Percorso:ANSA > Ambiente&Energia > Clima > Clima: Durban, CO2 Pianeta a 33 mld tonnellate, 25% da Cina

Clima: Durban, CO2 Pianeta a 33 mld tonnellate, 25% da Cina

Clini, conferenza non risolvera' problemi, su tavoli fondo verde

01 dicembre, 19:47
(ANSA) - ROMA, 1 DIC - Le emissioni di CO2 del Pianeta sono arrivate a oltre 33 miliardi di tonnellate nel 2010, con la Cina responsabile di un quarto del totale (25%). Ed insieme alle emissioni degli Usa (19%) il 'peso' sale al 44%. Le cifre della CO2 mondiale sono state messe a punto dalla societa' energetica BP, mentre tutti i riflettori sono concentrati sul vertice delle Nazioni Unite sui cambiamenti climatici in corso fino al 9 dicembre a Durban, in Sudafrica.

La CO2 e' in aumento del 5,8% rispetto al 2009. La Cina ne immette in atmosfera 8,3 miliardi di tonnellate, 6,1 miliardi di tonnellate gli Stati Uniti. Eppure in quadro di aumenti, con il Brasile che compie il balzo piu' significativo (+11,4% di emissioni sull'anno precedente, Cina +10,4%, India +9,2%) si registrano anche delle diminuzioni rispetto al 2009: l'Australia segna un meno 8,2% e la Spagna meno 3,7%. Dopo gli Usa si posiziona l'Ue con il 13% delle emissioni totali (4,1 miliardi di tonnellate di CO2). India e Russia rappresentano entrambe il 5% delle emissioni totali (a quota 1,7 mld tnl); il Giappone (1,3 mld tnl, 4%) e la Germania (828 mln tnl, 3%); Corea del Sud (716 mln tnl), Canada (605 mln tnl), Arabia Saudita (563 mln tnl), Iran (558 mln tnl), Regno Unito (548 mln tnl). Ed ancora il Brasile (464 mln tnl CO2), Messico (447 mln tnl CO2), Italia (439 mln tnl CO2), Sudafrica (437 mln tnl CO2), Indonesia (424 mln tnl CO2), Francia (403 mln tnl CO2), Australia (367 mln tnl CO2), Spagna (334 mln tnl CO2), Taiwan (331 mln tnl CO2), Polonia (325 mln tnl CO2).

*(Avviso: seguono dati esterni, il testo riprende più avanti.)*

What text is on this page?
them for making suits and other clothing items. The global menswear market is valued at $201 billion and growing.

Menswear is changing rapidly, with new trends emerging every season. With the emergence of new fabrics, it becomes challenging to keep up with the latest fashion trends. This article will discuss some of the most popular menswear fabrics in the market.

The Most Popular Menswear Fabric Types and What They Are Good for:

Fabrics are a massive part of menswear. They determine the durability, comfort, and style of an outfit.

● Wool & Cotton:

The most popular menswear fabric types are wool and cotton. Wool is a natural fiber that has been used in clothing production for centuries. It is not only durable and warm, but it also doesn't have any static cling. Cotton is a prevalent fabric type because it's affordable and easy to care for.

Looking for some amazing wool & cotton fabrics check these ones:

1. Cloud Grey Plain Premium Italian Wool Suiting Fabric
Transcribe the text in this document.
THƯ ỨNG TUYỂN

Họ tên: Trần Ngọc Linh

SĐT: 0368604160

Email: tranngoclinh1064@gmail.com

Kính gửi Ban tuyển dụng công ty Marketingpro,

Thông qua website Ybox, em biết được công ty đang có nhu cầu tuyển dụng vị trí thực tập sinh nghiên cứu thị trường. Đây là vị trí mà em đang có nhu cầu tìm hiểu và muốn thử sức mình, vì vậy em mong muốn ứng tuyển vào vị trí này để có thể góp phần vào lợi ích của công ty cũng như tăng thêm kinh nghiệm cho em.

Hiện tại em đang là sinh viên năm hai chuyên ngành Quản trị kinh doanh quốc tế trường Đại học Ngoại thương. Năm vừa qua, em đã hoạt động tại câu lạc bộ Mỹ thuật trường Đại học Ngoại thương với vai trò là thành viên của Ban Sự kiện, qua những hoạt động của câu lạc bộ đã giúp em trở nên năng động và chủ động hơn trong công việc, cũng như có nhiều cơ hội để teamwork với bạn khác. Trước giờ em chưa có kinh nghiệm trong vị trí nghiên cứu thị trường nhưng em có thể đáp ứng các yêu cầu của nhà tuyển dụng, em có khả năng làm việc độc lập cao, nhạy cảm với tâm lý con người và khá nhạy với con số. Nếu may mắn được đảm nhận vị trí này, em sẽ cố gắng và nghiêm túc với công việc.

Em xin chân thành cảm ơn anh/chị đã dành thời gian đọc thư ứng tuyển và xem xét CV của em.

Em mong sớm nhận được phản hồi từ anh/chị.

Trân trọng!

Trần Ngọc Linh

Secondo il ministro dell'Ambiente Corrado Clini ''Durban e' nella scia negativa di Copenaghen. Non credo - aggiunge - che risolveremo i problemi'' sul tavolo, che sono gli stessi di due anni fa. L'auspicio del ministro e' riuscire ''ad avere un'agenda per poterli esaminare nel corso dei prossimi due anni''. Per Clini ''si tratta di far convergere le strategie energetiche globali e gli investimenti sull'energia con gli obiettivi ambientali. Dobbiamo avere una strategia globale da qui ai prossimi trent'anni''.

Intanto dal vertice in Sudafrica il Wwf e l'Ecofys danno i voti all'Europa dicendo che ''non sta facendo abbastanza'' su clima ed energia rischiando ''una generale empasse sulle azioni a lungo termine'' (per il 2050). Per l'Italia la pagella e' negativa, da 'E' (su una scala che va da 'A' a 'G'), confermando ''la deludente media europea'': il nostro Paese - spiegano - ''non ha ancora una strategia globale sul clima per un'economia a basse emissioni di carbonio'' e potrebbe subire rallentamenti ''il piano d'azione nazionale per le energie rinnovabili e quello per l'efficienza''.

Infine, dopo l'attenzione dei primi giorni dedicata al prolungamento del protocollo di Kyoto (scade nel 2012 il primo periodo di applicazione) con la definizione delle diverse posizioni, ci si e' spostati a 'negoziare' sul Fondo verde per il clima (100 miliardi di dollari all'anno entro il 2020) che rimane ancora senza regole chiare per il funzionamento e la gestione. Il Fondo, nato per consentire una 'crescita' (soprattutto ai Paesi in Via di Sviluppo) a basso contenuto di carbonio, potrebbe diventare - secondo alcuni osservatori - il vero nodo da sbrogliare sui tavoli. (ANSA).